Dios puede dar a su amado rey lo que le dará en otra medida a Cristo, el rey según sus consejos, porque siempre ha caminado —lo que Ezequías no hizo— en el camino de la humildad y la mansedumbre, pero al mismo tiempo en el camino de la verdad y la justicia (Sal. 45:4).
“Ezequías tenía muchas riquezas y honores, y se hizo tesoros de plata, y de oro, y de piedras preciosas, y de especias, y de escudos, y de toda clase de vasos agradables; almacenes también para el aumento de maíz y vino y aceite nuevos, y puestos para toda clase de bestias, y procuró rebaños para los puestos.
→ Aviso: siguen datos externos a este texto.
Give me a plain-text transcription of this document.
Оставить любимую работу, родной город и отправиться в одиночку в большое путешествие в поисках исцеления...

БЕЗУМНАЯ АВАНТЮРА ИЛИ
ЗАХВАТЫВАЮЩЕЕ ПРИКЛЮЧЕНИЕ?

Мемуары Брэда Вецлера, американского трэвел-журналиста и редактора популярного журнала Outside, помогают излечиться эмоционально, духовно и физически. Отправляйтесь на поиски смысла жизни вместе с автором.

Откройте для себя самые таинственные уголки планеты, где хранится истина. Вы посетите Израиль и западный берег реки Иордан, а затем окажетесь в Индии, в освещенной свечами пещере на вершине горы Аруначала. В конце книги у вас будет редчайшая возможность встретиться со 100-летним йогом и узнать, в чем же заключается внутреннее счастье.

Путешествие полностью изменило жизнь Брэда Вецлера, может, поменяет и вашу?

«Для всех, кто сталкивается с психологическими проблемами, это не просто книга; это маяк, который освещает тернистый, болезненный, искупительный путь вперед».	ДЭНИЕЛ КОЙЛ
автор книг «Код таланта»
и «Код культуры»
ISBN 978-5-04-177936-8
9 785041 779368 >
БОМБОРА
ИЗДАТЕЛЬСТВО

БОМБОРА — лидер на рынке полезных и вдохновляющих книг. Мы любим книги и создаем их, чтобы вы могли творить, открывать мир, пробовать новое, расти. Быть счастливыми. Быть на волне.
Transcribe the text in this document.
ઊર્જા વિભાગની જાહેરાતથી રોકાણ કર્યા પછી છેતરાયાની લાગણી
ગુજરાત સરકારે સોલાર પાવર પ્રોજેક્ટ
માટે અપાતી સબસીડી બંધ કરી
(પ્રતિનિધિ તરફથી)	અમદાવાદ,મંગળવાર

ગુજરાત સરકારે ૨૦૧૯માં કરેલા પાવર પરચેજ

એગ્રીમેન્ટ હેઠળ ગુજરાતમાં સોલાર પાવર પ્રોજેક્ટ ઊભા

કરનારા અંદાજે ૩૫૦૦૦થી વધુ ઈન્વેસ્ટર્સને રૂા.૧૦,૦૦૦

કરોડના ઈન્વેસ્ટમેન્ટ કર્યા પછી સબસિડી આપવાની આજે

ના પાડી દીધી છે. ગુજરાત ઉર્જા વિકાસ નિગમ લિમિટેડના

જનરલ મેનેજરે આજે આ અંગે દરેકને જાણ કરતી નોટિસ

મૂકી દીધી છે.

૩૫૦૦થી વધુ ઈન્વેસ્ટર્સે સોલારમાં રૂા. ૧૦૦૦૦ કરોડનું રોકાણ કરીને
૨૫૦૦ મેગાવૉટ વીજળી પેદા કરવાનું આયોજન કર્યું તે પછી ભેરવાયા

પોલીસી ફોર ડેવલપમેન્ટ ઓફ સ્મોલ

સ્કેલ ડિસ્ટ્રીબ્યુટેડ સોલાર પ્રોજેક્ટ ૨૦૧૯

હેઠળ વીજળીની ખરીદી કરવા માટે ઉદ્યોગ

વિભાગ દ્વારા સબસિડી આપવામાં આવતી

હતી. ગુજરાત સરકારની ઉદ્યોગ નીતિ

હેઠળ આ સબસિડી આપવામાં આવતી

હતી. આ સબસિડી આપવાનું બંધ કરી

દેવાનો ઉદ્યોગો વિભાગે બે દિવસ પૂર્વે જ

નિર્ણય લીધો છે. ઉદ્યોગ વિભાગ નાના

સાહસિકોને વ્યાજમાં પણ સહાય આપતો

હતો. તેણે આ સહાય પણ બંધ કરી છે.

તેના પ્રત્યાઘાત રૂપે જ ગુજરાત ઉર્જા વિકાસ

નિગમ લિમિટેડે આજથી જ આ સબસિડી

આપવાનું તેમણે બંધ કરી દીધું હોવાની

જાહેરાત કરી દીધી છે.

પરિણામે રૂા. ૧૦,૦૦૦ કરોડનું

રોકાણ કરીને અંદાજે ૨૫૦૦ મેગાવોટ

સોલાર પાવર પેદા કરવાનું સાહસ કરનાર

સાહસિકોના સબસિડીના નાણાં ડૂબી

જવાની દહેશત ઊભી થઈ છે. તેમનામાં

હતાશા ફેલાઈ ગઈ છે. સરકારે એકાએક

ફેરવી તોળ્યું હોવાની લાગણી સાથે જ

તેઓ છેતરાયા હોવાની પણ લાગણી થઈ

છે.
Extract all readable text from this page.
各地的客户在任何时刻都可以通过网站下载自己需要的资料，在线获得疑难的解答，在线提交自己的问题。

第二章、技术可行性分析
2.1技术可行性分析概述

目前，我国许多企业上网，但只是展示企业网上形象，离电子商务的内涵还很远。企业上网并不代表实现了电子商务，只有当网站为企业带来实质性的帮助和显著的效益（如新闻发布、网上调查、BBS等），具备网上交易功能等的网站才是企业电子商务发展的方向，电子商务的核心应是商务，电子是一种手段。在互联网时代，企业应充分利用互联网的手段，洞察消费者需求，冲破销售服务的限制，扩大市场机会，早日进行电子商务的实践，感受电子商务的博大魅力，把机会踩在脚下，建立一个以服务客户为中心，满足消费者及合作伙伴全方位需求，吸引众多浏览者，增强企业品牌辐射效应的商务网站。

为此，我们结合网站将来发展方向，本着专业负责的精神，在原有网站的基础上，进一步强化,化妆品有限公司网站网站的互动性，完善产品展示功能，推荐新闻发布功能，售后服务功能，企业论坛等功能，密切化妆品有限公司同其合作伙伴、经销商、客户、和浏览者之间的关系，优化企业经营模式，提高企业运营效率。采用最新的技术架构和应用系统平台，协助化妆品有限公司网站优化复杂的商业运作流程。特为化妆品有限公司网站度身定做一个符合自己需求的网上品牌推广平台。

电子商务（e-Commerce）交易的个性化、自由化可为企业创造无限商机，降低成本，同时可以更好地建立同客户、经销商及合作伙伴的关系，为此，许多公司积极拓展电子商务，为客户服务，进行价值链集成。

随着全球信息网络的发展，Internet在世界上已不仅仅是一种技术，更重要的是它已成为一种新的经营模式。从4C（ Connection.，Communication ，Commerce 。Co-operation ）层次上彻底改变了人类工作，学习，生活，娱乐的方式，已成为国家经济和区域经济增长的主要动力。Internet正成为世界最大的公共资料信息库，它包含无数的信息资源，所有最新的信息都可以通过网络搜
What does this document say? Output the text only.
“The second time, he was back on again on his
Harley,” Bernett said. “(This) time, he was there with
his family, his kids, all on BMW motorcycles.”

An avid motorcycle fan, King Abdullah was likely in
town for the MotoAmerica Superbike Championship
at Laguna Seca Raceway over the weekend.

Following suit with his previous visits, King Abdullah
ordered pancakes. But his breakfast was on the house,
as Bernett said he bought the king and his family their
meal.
Y proveyó para sí mismo ciudades, y posesiones de rebaños y manadas en abundancia; porque Dios le dio mucha sustancia” (2 Crónicas 32:27-29).
La amistad del mundo es el mayor peligro al que nos podemos enfrentar. En esta prueba, Ezequías fue adorado, pero el Dios de gracia no lo abandonó; Él lo restauró y, después de esta restauración, dio testimonio de él. ¡Incluso en su muerte, Dios le da un lugar de honor que ningún otro hijo de David tuvo jamás! “Lo enterraron en el lugar más alto de los sepulcros de los hijos de David, y todo Judá y los habitantes de Jerusalén le honraron a su muerte” (2 Crón. 32:33).
¡Qué Dios es nuestro! Él es quien da gracia y gloria. Si hay que tener en cuenta al hombre, ¡sólo mostrará que no merece la gracia ni alcanzará nunca la gloria!